Barbara Kruger. Untitled (Truth), 2013. Collection of Margaret and Daniel S. Loeb. Digital image courtesy of the artist.

One of Kruger’s most salient themes over the years has been women’s oppression. Untitled (Your body is a battleground) (1989) is undoubtedly one of her most iconic works. The silkscreen poster shows a woman's face in black and white, the left half in the positive and the right half in the negative, overlaid by a red slogan.

Kruger created this photograph to support the Women's March on Washington and protest anti-abortion laws in many U.S. states that undermine Roe v. Wade's 1979 decision. Kruger describes the societal stereotype of women, how women are treated as products of society rather than as individuals. This work embodies Kruger's personal views, opposing the infringement of women's rights and the influence and control of patriarchy. In addition to serving as a form of protest, this piece is a call for a public response to these issues. Even in the modern social context, women are still evaluated and judged by their physical characteristics. The implications of this artwork are widely extended in terms of how we view the female body and gender inequality today.

Barbara Kruger. Untitled (Brain), 2007. Private collection, Delaware. Courtesy of Art Finance Partners, LLC. Photo courtesy of Mary Boone Gallery, New York.

Kruger is well versed in using collage to separate and combine mature mass media images, implant new propositions and show the subjectivity and circumstances of history, which contains much more than the information conveyed by the original images. Her images break away from the capitalistic colors originally used in advertisements, and the bright red-and-white slogans force people to break away from the context of consumption and enter a critical perspective.

Barbara Kruger. Untitled (Forever), 2017. Installation view, Sprüth Magers, Berlin, 2017–18. Amorepacific Museum of Art (APMA), Seoul. Photo by Timo Ohler and courtesy of Sprüth Magers.

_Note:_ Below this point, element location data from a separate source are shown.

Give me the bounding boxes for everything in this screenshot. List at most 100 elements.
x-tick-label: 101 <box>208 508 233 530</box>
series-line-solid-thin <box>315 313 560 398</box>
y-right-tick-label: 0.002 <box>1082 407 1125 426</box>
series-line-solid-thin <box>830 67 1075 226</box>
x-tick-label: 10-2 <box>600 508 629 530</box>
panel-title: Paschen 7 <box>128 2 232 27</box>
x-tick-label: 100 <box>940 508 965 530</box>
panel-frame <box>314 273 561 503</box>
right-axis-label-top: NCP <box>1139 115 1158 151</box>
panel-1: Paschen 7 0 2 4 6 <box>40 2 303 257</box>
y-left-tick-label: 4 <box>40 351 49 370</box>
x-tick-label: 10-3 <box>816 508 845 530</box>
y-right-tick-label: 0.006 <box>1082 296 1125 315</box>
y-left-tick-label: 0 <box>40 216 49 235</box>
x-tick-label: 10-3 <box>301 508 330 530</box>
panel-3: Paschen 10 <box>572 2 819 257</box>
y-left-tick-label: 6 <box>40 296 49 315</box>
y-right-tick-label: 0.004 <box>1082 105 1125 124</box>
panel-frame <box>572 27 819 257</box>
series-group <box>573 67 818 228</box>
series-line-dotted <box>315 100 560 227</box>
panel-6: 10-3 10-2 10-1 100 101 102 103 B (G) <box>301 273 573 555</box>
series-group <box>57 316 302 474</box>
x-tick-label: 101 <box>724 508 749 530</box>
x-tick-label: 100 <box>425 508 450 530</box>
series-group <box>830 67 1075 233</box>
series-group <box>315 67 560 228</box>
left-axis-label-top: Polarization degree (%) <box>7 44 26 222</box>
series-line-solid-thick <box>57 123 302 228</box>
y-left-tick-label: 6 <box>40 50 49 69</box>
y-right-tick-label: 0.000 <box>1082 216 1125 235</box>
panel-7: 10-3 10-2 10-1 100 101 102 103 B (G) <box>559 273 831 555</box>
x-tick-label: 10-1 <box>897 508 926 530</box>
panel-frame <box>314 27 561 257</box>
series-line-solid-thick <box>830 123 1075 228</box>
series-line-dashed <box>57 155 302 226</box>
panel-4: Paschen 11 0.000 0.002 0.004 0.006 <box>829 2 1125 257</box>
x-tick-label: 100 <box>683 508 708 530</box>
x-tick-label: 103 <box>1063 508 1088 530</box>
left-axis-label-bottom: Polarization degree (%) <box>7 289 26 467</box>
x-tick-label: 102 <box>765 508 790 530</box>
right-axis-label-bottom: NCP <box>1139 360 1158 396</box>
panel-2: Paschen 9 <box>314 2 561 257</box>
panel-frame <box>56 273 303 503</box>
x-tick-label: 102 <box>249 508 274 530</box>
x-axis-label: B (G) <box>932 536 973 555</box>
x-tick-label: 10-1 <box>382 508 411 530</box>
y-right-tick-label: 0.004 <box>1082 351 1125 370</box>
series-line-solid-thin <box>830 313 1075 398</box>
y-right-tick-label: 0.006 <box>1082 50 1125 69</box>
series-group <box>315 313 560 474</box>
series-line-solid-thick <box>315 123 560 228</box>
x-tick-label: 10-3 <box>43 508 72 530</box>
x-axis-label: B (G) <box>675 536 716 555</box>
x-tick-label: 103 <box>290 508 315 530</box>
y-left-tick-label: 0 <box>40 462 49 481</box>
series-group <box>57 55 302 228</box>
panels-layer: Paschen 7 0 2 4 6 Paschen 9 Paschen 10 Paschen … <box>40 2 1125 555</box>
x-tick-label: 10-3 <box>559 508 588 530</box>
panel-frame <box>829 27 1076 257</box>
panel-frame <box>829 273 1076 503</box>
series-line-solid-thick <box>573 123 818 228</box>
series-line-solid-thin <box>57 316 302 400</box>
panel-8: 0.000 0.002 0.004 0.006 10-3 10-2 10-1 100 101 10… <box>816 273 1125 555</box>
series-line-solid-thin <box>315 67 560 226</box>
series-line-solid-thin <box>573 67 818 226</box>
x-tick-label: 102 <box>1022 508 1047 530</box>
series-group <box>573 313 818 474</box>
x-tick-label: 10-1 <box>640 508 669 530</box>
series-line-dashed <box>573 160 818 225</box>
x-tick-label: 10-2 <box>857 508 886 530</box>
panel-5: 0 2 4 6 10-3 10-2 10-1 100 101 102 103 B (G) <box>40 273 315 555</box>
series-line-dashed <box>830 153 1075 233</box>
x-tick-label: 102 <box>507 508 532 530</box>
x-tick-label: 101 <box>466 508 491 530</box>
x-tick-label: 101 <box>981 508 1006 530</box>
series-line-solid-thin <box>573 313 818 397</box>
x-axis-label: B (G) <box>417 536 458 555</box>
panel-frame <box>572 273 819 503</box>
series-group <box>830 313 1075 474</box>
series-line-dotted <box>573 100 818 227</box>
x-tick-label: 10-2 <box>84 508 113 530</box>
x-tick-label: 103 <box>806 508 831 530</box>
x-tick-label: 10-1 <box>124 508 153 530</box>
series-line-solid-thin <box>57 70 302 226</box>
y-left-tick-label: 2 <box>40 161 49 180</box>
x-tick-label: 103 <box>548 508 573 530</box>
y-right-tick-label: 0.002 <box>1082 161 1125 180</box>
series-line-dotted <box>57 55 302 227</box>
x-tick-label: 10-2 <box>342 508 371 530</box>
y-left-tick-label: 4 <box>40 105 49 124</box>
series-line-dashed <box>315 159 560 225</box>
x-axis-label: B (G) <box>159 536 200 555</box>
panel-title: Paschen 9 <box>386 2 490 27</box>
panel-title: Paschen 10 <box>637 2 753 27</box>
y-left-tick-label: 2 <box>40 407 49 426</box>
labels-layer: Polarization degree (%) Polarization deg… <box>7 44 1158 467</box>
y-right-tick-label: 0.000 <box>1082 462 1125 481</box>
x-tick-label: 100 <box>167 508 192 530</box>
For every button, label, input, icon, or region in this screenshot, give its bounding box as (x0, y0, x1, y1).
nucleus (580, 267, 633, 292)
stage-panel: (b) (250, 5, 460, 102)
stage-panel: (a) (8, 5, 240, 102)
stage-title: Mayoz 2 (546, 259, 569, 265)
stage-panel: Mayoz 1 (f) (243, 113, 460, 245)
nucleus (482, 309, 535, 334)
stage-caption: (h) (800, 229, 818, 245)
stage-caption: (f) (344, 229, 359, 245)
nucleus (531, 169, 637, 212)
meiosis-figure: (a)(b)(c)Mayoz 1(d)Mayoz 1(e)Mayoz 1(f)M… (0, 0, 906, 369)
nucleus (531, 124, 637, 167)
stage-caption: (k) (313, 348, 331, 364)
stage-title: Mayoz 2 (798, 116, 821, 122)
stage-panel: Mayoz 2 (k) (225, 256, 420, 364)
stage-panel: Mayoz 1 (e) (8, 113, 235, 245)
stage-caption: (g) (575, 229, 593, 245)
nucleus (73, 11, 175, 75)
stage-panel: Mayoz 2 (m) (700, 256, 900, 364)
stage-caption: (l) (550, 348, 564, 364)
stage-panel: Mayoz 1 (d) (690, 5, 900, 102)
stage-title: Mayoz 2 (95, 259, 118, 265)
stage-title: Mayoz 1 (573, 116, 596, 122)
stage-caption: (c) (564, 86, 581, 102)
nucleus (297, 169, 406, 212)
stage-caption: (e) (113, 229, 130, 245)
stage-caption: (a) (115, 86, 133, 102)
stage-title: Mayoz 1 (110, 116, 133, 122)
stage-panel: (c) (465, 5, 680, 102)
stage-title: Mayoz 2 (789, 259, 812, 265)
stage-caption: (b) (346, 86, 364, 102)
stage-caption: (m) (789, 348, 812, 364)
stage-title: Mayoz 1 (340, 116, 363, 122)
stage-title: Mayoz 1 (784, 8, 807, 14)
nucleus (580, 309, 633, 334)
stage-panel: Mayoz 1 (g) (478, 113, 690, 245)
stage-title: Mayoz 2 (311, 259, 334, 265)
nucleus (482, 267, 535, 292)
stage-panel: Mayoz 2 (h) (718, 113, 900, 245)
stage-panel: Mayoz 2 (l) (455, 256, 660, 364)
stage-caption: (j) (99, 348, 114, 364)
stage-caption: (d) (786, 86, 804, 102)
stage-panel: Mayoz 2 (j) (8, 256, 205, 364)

Kruger constructed her own visual space, inundated the audience with overwhelming and aggressive images and words, and even used the conflict of offense and invasion to arouse the audience's spiritual thinking about the subject and self. She frequently uses personal pronouns "you," "me" and "us" in her works, penetrating the distance between art and the viewer. The halo, in the traditional sense, is mercilessly broken.

THINKING OF YOU. I MEAN ME. I MEAN YOU. is on view at the Art Institute of Chicago through Jan 24, 2022.